Unless you get to have a sudden death, you're more likely to deal with doctors and procedures and medication and treatments. These are all choices not mandates. I have witnessed deaths of people who chose no intervention, those who chose experimental options, those who want second and third options after the one prior has failed, and those who have chosen to fight with nutrition and a shaman. With each one, they always faced judgment and well-meaning opinions of friends and family. Know that this is the least helpful thing you can do for someone who is making these decisions.
I find these choices fascinating and find it rather easy to get behind a person, no matter what their choice is. That's a gift I was born with—and one I wish others would work to get better at.
Everyone will die. Doctors and the medical profession teach and operate with the idea that saving a life is success and dying is failure. They are free to do that, but it doesn't make it automatically true for every person they treat. We all have the choice to treat or not treat.
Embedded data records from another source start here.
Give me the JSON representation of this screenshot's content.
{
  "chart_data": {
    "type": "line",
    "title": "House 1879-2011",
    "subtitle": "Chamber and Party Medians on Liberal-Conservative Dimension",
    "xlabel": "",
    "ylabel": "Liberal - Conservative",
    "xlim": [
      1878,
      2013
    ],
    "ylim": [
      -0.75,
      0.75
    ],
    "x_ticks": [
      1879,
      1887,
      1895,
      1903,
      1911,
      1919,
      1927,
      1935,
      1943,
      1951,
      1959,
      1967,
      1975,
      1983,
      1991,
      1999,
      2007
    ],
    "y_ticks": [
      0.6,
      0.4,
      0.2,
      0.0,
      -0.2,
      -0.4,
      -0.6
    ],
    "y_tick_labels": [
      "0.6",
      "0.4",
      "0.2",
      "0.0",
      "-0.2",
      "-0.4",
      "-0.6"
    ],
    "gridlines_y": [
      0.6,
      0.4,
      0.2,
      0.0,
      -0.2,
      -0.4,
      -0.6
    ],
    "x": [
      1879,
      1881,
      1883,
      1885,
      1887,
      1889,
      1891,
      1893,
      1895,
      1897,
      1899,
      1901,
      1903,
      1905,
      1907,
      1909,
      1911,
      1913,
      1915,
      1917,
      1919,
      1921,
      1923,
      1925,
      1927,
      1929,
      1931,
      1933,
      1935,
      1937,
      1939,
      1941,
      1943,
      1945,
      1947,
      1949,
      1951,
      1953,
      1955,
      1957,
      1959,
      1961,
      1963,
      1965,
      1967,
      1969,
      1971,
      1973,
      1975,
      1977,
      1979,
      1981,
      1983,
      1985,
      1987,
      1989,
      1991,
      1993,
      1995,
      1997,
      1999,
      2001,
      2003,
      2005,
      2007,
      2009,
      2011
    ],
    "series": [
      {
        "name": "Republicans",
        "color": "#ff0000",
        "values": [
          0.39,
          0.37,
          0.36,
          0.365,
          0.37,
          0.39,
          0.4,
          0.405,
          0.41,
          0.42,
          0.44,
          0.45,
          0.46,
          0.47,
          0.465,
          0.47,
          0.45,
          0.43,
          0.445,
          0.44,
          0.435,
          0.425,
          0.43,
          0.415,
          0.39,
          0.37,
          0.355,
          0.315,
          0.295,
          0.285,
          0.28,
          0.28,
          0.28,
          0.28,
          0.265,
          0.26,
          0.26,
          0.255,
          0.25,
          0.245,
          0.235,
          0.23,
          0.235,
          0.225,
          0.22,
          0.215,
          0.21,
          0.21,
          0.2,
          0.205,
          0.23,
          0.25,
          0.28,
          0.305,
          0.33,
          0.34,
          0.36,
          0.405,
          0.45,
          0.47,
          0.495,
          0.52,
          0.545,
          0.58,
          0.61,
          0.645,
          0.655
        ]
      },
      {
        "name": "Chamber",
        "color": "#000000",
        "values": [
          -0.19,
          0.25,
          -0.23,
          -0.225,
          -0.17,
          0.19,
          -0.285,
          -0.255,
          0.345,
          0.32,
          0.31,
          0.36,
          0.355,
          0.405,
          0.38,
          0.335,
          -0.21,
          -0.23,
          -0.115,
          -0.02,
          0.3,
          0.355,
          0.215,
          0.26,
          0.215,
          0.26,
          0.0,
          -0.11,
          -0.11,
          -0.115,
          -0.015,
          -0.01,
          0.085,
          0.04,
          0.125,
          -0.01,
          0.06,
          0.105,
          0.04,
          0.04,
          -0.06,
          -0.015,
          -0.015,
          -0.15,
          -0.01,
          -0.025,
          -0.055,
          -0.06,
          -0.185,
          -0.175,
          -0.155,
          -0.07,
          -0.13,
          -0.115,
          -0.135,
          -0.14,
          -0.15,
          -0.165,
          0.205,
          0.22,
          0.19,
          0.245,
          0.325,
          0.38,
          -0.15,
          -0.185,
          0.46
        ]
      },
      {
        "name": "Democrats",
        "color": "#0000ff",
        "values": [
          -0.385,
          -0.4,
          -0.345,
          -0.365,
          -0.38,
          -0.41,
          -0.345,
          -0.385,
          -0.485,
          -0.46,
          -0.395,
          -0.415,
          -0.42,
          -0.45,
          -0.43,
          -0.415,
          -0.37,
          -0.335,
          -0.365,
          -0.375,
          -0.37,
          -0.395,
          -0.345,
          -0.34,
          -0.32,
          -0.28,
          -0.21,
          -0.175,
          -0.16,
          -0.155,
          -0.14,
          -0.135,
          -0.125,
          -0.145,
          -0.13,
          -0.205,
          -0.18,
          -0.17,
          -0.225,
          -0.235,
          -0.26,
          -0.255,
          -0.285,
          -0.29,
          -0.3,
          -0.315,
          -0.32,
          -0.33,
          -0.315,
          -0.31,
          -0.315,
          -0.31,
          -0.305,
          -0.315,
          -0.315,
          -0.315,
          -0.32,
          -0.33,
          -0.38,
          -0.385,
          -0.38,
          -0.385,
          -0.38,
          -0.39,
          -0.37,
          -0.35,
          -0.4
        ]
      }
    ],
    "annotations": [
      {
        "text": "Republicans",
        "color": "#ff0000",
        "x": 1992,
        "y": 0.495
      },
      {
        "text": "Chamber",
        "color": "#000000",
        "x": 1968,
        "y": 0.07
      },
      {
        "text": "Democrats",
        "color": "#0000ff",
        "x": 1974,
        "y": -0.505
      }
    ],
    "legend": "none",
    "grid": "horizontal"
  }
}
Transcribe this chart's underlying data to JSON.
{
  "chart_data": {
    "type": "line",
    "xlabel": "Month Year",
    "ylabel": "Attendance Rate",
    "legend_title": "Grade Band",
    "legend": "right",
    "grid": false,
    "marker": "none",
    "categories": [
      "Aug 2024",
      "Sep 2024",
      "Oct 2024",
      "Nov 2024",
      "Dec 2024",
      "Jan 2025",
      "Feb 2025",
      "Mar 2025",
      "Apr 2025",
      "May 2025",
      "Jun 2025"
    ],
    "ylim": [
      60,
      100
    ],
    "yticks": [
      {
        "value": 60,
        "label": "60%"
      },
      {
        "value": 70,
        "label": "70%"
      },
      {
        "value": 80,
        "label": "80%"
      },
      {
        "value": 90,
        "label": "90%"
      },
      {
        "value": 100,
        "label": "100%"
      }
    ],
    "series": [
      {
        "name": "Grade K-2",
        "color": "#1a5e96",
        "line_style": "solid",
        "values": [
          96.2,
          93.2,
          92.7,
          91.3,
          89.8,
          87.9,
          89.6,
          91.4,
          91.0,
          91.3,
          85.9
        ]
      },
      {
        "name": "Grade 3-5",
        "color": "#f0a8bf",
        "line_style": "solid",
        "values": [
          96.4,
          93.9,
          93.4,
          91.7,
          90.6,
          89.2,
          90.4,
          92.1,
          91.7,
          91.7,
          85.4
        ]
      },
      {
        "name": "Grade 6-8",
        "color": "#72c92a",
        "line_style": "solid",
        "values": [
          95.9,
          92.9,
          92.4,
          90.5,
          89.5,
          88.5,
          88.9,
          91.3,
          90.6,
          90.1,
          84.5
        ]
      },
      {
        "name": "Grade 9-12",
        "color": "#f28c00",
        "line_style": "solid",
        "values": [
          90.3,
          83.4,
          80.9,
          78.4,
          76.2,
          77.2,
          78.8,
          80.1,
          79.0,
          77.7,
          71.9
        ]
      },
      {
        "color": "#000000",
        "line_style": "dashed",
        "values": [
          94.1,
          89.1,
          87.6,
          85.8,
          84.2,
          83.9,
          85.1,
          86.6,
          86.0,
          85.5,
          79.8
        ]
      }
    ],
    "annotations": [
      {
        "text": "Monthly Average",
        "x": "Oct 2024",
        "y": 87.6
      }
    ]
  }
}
Right now as a healthy person, I don't wish to pursue treatment for cancer should I get it but I also know I could change my mind if I were actually facing it. That's realistic. If I lose consciousness and slip into a coma, I don't want to be kept alive. I don't want to live without independence. What is it for you? What's that line? Think about it. Share it with your important people.
It's not a choice forever, it's just a choice for today. You can make a new choice tomorrow. That's something I remind myself, when I'm facing complex decisions. For me, it removes a lot of pressure.